Aisyah Elliyanti Department of Radiology, Faculty of Medicine, Universitas Andalas, Padang, Indonesia https://orcid.org/0000-0003-0812-8052
Nurul Hafizhah Faculty of Medicine, Universitas Andalas, Padang, Indonesia https://orcid.org/0009-0004-4165-4366
Dhianisa Salsabila Faculty of Medicine, Universitas Andalas, Padang, Indonesia https://orcid.org/0009-0002-5187-9580
Veronica Y. Susilo The Center of Radioisotopes and Radiopharmaceuticals Technology, National Research and Innovation Agency (BRIN), Tangerang Selatan, Indonesia
Sri Setiyowati The Center of Radioisotopes and Radiopharmaceuticals Technology, National Research and Innovation Agency (BRIN), Tangerang Selatan, Indonesia
Alimuddin Tofrizal Department of Pathology, Faculty of Medicine, Universitas Andalas, Padang, Indonesia
Yulia Kurniawati Department of Radiology, Faculty of Medicine, Universitas Andalas, Padang, Indonesia
Miftah Irrahmah Department of Physiology, Faculty of Medicine, Universitas Andalas, Padang, Indonesia https://orcid.org/0009-0001-1111-5706

DOI:

https://doi.org/10.52225/narra.v4i3.1078

Keywords:

Adjuvant therapy, cell viability, HER2 , luminal A, triple-negative

Abstract

Iodine has an anti-proliferative effect on cancer cells; however, its effects have not been explored adequately. The aim of this study was to evaluate the therapeutic potential of iodine and radioiodine by assessing their effects on the viability of various breast cancer cell lines: MCF7, SKBR3, and MDA-MB231. The viability of cells was measured in treated cells exposed to six doses of iodine (5, 10, 20, 40, 60, 80 µM) and two doses of radioiodine (3.7×10⁴ and 3.7×10⁵ Bq).
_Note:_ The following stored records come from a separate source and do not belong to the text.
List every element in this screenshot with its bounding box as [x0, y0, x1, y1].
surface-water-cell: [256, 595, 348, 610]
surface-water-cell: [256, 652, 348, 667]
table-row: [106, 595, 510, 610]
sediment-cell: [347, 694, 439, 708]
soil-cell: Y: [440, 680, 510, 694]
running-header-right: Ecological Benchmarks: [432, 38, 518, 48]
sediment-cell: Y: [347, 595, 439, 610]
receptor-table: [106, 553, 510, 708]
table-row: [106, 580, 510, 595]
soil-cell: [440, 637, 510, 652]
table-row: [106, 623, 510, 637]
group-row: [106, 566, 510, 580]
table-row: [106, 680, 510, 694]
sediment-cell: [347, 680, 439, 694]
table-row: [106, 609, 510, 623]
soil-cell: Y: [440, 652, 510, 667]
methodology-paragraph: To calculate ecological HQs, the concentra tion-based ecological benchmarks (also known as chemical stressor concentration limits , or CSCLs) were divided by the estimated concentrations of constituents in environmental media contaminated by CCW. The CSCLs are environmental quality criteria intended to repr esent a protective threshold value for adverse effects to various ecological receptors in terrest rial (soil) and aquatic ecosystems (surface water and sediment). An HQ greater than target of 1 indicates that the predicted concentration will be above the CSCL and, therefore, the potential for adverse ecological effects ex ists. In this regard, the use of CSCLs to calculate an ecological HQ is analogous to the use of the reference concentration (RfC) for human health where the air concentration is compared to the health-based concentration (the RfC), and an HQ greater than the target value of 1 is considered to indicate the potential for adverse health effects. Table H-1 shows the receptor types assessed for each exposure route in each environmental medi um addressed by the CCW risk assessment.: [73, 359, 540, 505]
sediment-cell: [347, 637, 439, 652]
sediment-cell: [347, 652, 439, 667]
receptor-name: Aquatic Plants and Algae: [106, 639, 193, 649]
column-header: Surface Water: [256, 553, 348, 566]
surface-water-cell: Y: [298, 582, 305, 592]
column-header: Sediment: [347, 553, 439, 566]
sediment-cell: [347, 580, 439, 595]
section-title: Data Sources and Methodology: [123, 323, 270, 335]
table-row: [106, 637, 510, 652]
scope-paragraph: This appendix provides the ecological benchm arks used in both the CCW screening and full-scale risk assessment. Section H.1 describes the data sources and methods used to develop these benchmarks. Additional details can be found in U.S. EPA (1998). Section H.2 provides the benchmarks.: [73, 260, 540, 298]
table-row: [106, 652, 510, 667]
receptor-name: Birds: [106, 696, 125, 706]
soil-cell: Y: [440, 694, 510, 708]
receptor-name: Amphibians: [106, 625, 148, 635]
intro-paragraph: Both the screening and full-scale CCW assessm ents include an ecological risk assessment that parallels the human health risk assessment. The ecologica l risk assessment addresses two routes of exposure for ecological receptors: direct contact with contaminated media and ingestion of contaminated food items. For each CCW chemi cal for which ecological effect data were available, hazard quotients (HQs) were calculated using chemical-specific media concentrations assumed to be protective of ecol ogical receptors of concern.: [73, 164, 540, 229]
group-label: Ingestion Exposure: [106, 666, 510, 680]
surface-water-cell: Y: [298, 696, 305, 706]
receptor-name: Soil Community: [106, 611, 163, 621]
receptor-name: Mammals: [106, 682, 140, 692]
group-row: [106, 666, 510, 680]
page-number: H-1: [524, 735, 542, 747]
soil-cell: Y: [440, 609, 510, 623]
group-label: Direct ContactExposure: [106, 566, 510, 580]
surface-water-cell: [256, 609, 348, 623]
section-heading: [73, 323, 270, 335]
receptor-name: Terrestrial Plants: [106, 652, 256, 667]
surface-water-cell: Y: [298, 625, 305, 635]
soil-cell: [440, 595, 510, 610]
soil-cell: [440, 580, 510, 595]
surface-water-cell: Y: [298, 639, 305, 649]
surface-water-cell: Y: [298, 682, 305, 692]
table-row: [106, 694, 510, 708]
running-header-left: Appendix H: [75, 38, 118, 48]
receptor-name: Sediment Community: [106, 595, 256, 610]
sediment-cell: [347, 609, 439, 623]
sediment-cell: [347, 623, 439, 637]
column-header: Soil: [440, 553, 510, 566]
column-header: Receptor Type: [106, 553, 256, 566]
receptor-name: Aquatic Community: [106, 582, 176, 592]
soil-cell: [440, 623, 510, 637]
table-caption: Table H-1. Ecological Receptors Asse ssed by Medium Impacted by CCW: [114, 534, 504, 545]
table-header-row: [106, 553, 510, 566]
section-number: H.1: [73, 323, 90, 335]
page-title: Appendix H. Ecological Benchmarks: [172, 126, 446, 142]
A 3-(4,5-dimethylthiazol-2-yl)-2,5-diphenyltetrazolium bromide (MTT) assay and modified clonogenic assays were used to assess cell viability. Exposure to 80 µM of iodine significantly reduced the viability of all cell types. The cells were then exposed to a 50% inhibitory concentration (IC₅₀) dose. When the cells were exposed to the IC₅₀ dose of iodine, the MCF7 cell viability was reduced by 42.6±0.14% (IC₅₀ dose 12.88 µM), 40.2±0.08% for SKBR3 (IC₅₀ dose 11.03 µM) and 47.0±0.02% for MDA-MB231 (IC₅₀ dose 14.09 µM). All cells were also exposed to 3.7×10⁴ Bq and 3.7×10⁵ Bq radioiodine. Both doses significantly reduced the cell viability of MCF7 and SKBR3 cells compared to the unexposed control cells (all had p<0.05), while MDA-MB231 cell viability only reduced significantly after 3.7×10⁵ Bq of radioiodine exposure compared to the unexposed control cells (p<0.05). This study highlighted that iodine had a toxic effect on breast cancer cells, and radioiodine enhanced the toxicity to breast cancer cells. The types of cancer cells and doses of iodine and radioiodine influenced the effect. These findings suggest that iodine and radioiodine hold promise as therapeutic agents for breast cancer, similar to their established use in thyroid disease treatment. However, further in vivo studies are important to provide more evidence.